Nikmati berita interaktif dan LIVE report 24 jam hanya di TribunX
Tribun

Soal Kasus Novel, Tuntutan JPU Bukan Akhir dari Hukuman Pidana, Hakim yang Menentukan

"Hakim yang diberi wewenang memutus suatu sanksi sesuai alat bukti dan keyakinan majelis hakim," katanya

Penulis: Glery Lazuardi
Editor: Imanuel Nicolas Manafe
zoom-in Soal Kasus Novel, Tuntutan JPU Bukan Akhir dari Hukuman Pidana, Hakim yang Menentukan
TRIBUNNEWS/HERUDIN
Dua tersangka penyiraman penyidik senior KPK, Novel Baswedan, berinisial RM dan RB dibawa petugas untuk dilakukan penahanan, di Mapolda Metro Jaya, Jakarta Selatan, Sabtu (28/12/2019). Kuasa hukum terdakwa menilai 1 tahun tuntutan jaksa terhadap kliennya terlalu berat. 

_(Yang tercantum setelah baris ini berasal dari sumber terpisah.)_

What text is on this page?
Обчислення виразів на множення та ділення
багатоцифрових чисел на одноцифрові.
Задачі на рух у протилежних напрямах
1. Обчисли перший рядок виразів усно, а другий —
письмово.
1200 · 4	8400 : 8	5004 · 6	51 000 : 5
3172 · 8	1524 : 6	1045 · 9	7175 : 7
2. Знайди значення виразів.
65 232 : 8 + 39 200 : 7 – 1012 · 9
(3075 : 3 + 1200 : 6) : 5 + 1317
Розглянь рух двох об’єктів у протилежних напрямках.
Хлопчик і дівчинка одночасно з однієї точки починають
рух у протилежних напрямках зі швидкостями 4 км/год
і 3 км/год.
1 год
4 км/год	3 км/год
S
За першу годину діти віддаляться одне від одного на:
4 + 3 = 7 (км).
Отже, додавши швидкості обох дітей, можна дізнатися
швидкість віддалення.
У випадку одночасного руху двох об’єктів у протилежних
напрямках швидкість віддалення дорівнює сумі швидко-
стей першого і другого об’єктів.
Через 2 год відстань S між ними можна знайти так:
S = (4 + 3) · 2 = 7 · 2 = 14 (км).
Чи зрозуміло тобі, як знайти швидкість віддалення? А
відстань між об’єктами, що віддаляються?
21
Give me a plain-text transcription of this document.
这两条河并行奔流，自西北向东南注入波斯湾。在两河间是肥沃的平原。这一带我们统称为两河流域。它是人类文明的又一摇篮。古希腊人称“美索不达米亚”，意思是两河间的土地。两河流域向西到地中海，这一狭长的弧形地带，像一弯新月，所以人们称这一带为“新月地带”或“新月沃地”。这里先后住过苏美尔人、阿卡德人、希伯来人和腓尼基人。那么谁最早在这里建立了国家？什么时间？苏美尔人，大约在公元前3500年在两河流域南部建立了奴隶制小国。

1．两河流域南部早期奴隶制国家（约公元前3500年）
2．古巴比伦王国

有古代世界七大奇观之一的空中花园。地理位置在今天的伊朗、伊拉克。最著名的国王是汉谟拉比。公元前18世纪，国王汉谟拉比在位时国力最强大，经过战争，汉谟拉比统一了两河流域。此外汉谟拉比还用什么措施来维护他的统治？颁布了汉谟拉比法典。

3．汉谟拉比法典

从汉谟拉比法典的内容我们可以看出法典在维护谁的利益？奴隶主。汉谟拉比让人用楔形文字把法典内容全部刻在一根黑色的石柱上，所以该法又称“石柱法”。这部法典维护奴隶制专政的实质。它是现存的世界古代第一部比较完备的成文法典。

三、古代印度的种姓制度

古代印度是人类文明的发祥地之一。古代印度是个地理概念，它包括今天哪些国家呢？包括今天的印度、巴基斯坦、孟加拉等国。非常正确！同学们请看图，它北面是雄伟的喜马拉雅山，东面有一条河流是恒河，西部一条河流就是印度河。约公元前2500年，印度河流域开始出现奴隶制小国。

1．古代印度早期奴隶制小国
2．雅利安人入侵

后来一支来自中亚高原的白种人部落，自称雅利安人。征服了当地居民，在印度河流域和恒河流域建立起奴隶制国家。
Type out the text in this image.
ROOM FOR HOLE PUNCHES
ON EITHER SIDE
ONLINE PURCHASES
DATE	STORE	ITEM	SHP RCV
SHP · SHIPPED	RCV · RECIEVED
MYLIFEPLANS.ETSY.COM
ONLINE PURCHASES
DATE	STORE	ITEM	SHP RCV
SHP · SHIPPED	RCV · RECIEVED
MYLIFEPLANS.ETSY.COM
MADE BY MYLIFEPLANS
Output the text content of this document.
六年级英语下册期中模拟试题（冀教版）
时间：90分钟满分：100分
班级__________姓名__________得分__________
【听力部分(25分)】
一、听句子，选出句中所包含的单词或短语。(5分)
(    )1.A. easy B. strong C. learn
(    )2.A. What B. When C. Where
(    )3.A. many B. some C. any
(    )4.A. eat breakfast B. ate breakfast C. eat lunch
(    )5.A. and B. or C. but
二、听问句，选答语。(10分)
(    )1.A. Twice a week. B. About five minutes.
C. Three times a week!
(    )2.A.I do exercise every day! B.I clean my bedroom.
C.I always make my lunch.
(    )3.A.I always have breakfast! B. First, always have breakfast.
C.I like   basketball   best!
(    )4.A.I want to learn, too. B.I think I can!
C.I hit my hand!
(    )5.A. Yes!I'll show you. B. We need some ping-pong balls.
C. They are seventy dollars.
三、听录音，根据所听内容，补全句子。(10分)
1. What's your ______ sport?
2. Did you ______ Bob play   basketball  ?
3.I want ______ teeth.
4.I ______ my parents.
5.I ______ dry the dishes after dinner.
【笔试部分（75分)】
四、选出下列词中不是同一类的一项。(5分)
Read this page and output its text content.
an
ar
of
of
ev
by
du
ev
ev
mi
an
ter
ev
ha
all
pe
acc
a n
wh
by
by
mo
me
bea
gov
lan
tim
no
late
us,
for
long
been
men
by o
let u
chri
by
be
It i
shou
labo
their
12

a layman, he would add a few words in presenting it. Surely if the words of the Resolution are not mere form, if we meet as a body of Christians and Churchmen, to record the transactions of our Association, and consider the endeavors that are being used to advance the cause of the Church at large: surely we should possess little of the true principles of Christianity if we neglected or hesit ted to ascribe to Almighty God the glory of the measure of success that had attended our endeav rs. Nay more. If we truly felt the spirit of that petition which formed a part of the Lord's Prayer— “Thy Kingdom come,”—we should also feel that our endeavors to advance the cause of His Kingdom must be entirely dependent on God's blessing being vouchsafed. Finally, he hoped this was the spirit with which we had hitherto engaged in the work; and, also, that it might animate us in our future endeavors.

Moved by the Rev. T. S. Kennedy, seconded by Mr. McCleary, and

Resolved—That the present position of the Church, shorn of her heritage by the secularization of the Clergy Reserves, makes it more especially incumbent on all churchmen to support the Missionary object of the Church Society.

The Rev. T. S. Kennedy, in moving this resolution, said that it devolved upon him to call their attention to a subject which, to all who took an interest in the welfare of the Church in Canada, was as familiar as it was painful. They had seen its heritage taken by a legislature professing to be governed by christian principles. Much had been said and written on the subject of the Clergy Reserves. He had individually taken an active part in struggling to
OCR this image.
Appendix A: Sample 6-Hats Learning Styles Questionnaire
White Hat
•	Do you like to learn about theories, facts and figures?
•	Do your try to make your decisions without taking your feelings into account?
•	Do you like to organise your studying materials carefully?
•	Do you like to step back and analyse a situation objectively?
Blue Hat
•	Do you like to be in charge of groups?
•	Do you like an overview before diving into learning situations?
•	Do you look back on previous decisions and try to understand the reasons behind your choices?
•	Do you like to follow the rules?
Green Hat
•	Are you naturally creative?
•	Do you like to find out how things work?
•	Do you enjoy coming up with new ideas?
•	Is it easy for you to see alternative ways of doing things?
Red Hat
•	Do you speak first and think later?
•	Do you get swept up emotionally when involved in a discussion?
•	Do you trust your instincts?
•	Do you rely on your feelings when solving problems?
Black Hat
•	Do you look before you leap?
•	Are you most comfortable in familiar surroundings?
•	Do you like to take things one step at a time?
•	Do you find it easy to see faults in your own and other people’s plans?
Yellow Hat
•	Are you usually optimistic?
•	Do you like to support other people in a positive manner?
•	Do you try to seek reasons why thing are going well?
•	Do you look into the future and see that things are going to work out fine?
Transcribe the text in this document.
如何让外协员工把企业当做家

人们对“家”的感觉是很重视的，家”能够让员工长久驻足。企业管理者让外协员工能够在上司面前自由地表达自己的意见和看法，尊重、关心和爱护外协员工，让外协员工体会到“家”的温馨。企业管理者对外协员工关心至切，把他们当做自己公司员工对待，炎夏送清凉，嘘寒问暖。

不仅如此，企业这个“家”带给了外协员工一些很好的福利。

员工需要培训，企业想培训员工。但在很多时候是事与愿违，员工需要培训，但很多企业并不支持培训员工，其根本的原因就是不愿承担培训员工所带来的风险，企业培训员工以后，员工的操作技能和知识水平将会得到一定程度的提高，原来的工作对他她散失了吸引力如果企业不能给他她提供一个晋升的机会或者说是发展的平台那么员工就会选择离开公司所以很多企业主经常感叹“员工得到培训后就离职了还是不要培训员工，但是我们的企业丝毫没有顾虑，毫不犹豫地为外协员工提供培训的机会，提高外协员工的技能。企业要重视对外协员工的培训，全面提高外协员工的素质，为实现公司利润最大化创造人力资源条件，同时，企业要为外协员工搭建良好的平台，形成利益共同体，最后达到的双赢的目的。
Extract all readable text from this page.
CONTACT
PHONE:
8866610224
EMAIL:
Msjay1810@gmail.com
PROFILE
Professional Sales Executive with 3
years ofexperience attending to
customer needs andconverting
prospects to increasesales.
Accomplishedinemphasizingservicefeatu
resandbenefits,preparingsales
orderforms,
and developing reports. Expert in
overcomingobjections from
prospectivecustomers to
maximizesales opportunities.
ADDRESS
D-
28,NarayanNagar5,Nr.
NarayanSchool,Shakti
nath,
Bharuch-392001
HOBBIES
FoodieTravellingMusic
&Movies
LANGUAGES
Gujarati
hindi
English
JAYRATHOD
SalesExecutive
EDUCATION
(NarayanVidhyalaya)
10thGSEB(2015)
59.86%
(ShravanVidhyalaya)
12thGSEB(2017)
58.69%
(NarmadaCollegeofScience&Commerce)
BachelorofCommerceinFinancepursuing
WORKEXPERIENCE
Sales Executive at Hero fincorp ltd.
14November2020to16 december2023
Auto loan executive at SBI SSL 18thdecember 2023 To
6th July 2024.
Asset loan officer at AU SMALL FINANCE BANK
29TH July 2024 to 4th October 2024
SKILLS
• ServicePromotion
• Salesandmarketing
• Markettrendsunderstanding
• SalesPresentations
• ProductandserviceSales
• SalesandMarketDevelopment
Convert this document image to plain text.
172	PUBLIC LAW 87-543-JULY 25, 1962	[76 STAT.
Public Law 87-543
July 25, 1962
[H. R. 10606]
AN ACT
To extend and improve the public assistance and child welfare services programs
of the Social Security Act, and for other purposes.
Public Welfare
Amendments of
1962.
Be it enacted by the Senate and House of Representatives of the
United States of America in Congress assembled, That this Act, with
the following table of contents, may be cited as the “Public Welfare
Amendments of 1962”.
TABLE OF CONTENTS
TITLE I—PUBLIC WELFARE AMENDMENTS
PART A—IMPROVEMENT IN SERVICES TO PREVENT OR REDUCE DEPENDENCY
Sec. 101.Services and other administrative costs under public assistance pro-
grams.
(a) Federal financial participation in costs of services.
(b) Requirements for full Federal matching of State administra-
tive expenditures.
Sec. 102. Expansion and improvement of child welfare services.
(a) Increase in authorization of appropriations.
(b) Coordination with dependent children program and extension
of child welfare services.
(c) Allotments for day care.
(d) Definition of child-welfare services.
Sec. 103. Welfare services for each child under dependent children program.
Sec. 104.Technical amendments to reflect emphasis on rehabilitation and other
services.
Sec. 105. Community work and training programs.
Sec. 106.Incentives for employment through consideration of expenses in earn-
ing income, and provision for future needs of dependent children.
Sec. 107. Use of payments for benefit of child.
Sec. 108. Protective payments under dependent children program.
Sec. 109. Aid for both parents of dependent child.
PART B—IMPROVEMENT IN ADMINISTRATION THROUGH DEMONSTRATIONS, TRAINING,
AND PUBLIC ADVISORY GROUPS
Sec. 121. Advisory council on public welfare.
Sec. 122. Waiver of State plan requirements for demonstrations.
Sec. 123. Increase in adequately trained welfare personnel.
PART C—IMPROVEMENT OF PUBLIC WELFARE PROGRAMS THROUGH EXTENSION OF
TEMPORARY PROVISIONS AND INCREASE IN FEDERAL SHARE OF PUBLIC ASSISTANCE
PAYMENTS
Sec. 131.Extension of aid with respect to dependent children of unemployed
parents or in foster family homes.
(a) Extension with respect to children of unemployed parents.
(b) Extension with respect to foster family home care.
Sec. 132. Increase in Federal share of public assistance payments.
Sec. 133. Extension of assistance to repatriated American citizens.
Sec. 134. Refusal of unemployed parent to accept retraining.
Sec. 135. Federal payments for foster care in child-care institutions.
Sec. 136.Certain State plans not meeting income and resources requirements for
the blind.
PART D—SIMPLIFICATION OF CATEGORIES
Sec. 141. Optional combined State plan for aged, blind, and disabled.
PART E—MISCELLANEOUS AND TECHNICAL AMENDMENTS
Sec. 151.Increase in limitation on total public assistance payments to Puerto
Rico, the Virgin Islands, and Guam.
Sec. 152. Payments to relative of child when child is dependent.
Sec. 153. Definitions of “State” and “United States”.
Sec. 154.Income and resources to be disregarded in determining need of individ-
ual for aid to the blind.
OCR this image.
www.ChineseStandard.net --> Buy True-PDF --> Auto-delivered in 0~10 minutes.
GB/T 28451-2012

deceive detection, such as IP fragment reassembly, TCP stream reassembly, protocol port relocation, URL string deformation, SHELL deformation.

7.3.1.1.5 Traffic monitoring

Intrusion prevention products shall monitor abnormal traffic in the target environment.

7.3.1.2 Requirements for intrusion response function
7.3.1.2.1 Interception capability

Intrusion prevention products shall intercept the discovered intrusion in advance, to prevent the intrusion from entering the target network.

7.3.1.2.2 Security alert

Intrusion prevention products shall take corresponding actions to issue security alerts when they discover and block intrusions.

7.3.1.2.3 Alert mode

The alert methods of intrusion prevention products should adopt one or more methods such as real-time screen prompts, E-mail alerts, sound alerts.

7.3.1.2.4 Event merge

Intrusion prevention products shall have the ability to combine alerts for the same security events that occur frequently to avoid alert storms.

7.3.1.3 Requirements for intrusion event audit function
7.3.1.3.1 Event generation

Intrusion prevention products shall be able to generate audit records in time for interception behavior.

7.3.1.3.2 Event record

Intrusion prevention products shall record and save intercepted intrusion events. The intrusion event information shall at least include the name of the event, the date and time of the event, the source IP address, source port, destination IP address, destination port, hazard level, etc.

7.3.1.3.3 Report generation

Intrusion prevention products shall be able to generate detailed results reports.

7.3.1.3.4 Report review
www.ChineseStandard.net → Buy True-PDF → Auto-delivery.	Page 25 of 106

Laporan Wartawan Tribunnews.com, Glery Lazuardi

TRIBUNNEWS.COM, JAKARTA - Masyarakat menyoroti Jaksa Penuntut Umum (JPU) yang menuntut hukuman pidana penjara selama satu tahun kepada Rahmat Kadir Mahulette dan Ronny Bugis, terdakwa penyiraman air keras terhadap penyidik KPK, Novel Baswedan.

Sebagian masyarakat menilai upaya tuntutan tersebut tidak mencerminkan keadilan.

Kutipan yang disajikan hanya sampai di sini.